2. Concurrency, Parallelism, Data and Task Decompositions
2. Concurrency, Parallelism, Data and Task Decompositions
The video delves into the concepts of concurrency and parallelism, as well as the usage of task and data decompositions, and the techniques for data decomposition for parallelism and concurrency. Amdahl's Law is explored as a means of calculating theoretical speedup when running tasks on multiple processors. The importance of task dependency graphs is highlighted in identifying the inter-task dependencies when breaking down a problem into subtasks. Methods for data decomposition, such as input data and row vector partitioning, are indicated as useful for carrying out computation. Atomic operations and synchronization are described as vital to generate the correct result after all sub-tasks are complete.
3. Parallel Computing: Software and Hardware
3. Parallel Computing: Software and Hardware
The video discusses different approaches to achieving high levels of parallelism in computing. The speaker describes the hardware and software techniques used to perform parallel computing, including instruction level parallelism (ILP), software threads, multi-core CPUs, SIMD, and SPMD processors. The video also explains the importance of parallelism density and the concept of computing/processing units, which allow for efficient parallel computing.

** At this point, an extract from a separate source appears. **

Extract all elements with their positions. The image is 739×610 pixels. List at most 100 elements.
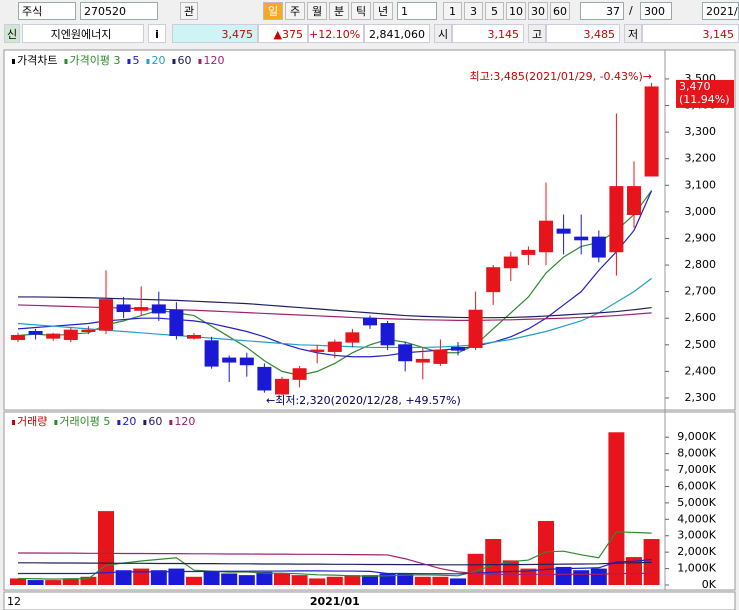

Additionally, the speaker discusses the challenges of creating atomic operations for synchronization purposes and the need to restructure problems for efficient execution on GPUs.

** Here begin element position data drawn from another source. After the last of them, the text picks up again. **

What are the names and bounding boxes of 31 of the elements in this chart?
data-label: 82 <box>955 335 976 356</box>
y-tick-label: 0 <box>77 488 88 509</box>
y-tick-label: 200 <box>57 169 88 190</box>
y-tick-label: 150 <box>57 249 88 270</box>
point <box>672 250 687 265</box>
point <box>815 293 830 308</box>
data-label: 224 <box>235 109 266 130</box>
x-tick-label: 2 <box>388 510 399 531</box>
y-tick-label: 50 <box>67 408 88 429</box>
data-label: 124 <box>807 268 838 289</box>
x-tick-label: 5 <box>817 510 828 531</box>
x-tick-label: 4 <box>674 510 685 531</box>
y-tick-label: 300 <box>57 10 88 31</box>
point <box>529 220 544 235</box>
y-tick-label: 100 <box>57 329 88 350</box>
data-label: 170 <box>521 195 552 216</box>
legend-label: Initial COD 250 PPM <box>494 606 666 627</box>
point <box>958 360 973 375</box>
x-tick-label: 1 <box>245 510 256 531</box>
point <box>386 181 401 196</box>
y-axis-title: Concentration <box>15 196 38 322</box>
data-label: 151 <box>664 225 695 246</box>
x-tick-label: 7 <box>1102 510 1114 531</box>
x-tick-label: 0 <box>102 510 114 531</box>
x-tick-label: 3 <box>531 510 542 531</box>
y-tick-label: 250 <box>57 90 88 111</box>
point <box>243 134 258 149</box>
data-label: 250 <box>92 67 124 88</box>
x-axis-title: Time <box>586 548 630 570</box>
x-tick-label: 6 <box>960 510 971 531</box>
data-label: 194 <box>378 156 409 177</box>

4. Two Important Papers about Heterogeneous Processors
4. Two Important Papers about Heterogeneous Processors
The video covers various papers related to heterogeneous computing, including trends in processor design and energy efficiency, the benefits of using customized hardware and specialized accelerators, the importance of balancing big and small cores, and the challenges of data movement and efficient communication between cores. The papers also discuss the need for understanding scheduling and workload partition when working with heterogeneous processors and the use of programming languages and frameworks like OpenCL, CUDA, and OpenMP. Overall, the papers highlight the potential benefits of utilizing multiple cores and accelerators to maximize performance and energy efficiency in heterogeneous computing environments.

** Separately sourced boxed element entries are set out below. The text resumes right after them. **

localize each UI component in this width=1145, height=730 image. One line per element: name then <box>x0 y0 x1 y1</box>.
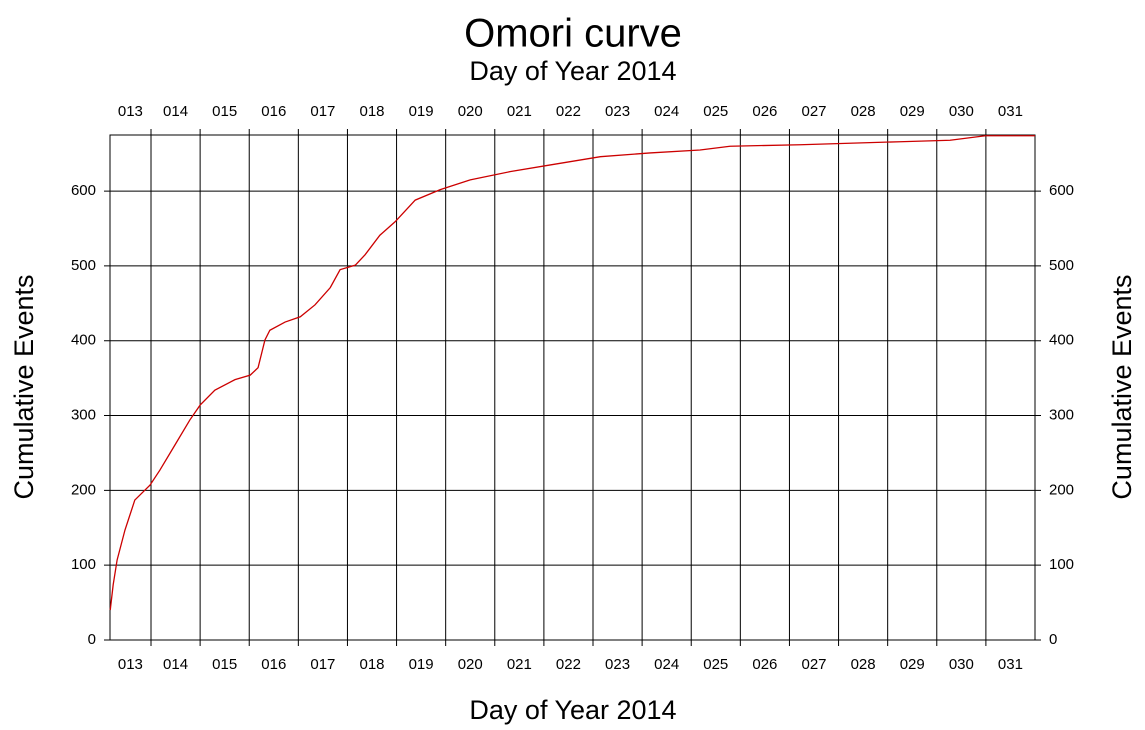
x-tick-label: 022 <box>556 656 581 673</box>
x2-tick-label: 014 <box>163 103 188 120</box>
x-tick-label: 023 <box>605 656 630 673</box>
x2-tick-label: 018 <box>359 103 384 120</box>
x-tick-label: 019 <box>409 656 434 673</box>
x-tick-label: 013 <box>118 656 143 673</box>
x2-tick-label: 013 <box>118 103 143 120</box>
y2-tick-label: 400 <box>1049 332 1074 349</box>
x-tick-label: 021 <box>507 656 532 673</box>
x-tick-label: 028 <box>851 656 876 673</box>
x2-tick-label: 026 <box>752 103 777 120</box>
x-tick-label: 016 <box>261 656 286 673</box>
chart-title: Omori curve <box>464 12 682 56</box>
y-tick-label: 0 <box>88 631 96 648</box>
x-axis-label: Day of Year 2014 <box>469 695 676 725</box>
x2-tick-label: 016 <box>261 103 286 120</box>
x-tick-label: 031 <box>998 656 1023 673</box>
x-tick-label: 027 <box>801 656 826 673</box>
x2-tick-label: 020 <box>458 103 483 120</box>
y-tick-label: 100 <box>71 556 96 573</box>
chart-subtitle: Day of Year 2014 <box>469 56 676 86</box>
x2-tick-label: 017 <box>310 103 335 120</box>
x-tick-label: 030 <box>949 656 974 673</box>
x2-tick-label: 024 <box>654 103 679 120</box>
y-axis-label: Cumulative Events <box>9 274 39 499</box>
x-tick-label: 014 <box>163 656 188 673</box>
x2-tick-label: 015 <box>212 103 237 120</box>
x2-tick-label: 030 <box>949 103 974 120</box>
y-tick-label: 400 <box>71 332 96 349</box>
x2-tick-label: 022 <box>556 103 581 120</box>
y2-tick-label: 200 <box>1049 481 1074 498</box>
data-line <box>109 135 1035 611</box>
x2-tick-label: 025 <box>703 103 728 120</box>
x2-tick-label: 029 <box>900 103 925 120</box>
y2-tick-label: 600 <box>1049 182 1074 199</box>
x2-tick-label: 031 <box>998 103 1023 120</box>
x-tick-label: 020 <box>458 656 483 673</box>
y-tick-label: 500 <box>71 257 96 274</box>
y-tick-label: 600 <box>71 182 96 199</box>
y2-tick-label: 100 <box>1049 556 1074 573</box>
x2-tick-label: 027 <box>801 103 826 120</box>
x-tick-label: 029 <box>900 656 925 673</box>
y2-axis-label: Cumulative Events <box>1107 274 1137 499</box>
y2-tick-label: 500 <box>1049 257 1074 274</box>
x2-tick-label: 021 <box>507 103 532 120</box>
x-tick-label: 026 <box>752 656 777 673</box>
x-tick-label: 015 <box>212 656 237 673</box>
y2-tick-label: 0 <box>1049 631 1057 648</box>
x-tick-label: 017 <box>310 656 335 673</box>
y2-tick-label: 300 <box>1049 407 1074 424</box>
x2-tick-label: 019 <box>409 103 434 120</box>
x-tick-label: 025 <box>703 656 728 673</box>
x2-tick-label: 028 <box>851 103 876 120</box>
x-tick-label: 024 <box>654 656 679 673</box>
x-tick-label: 018 <box>359 656 384 673</box>
y-tick-label: 300 <box>71 407 96 424</box>
y-tick-label: 200 <box>71 481 96 498</box>
x2-tick-label: 023 <box>605 103 630 120</box>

5. Overview of Computing Hardware
5. Overview of Computing Hardware
The video provides an overview of computing hardware, discussing topics such as processor architectures, design considerations, multi-threading, caching, memory hierarchy, and the design of control logic. It also explains how a program is a set of instructions that a computer follows to perform a task and the different types of programs, including system software and applications. The video emphasizes the importance of the hardware components of a computer, such as the CPU and memory, which work together to execute programs and perform tasks.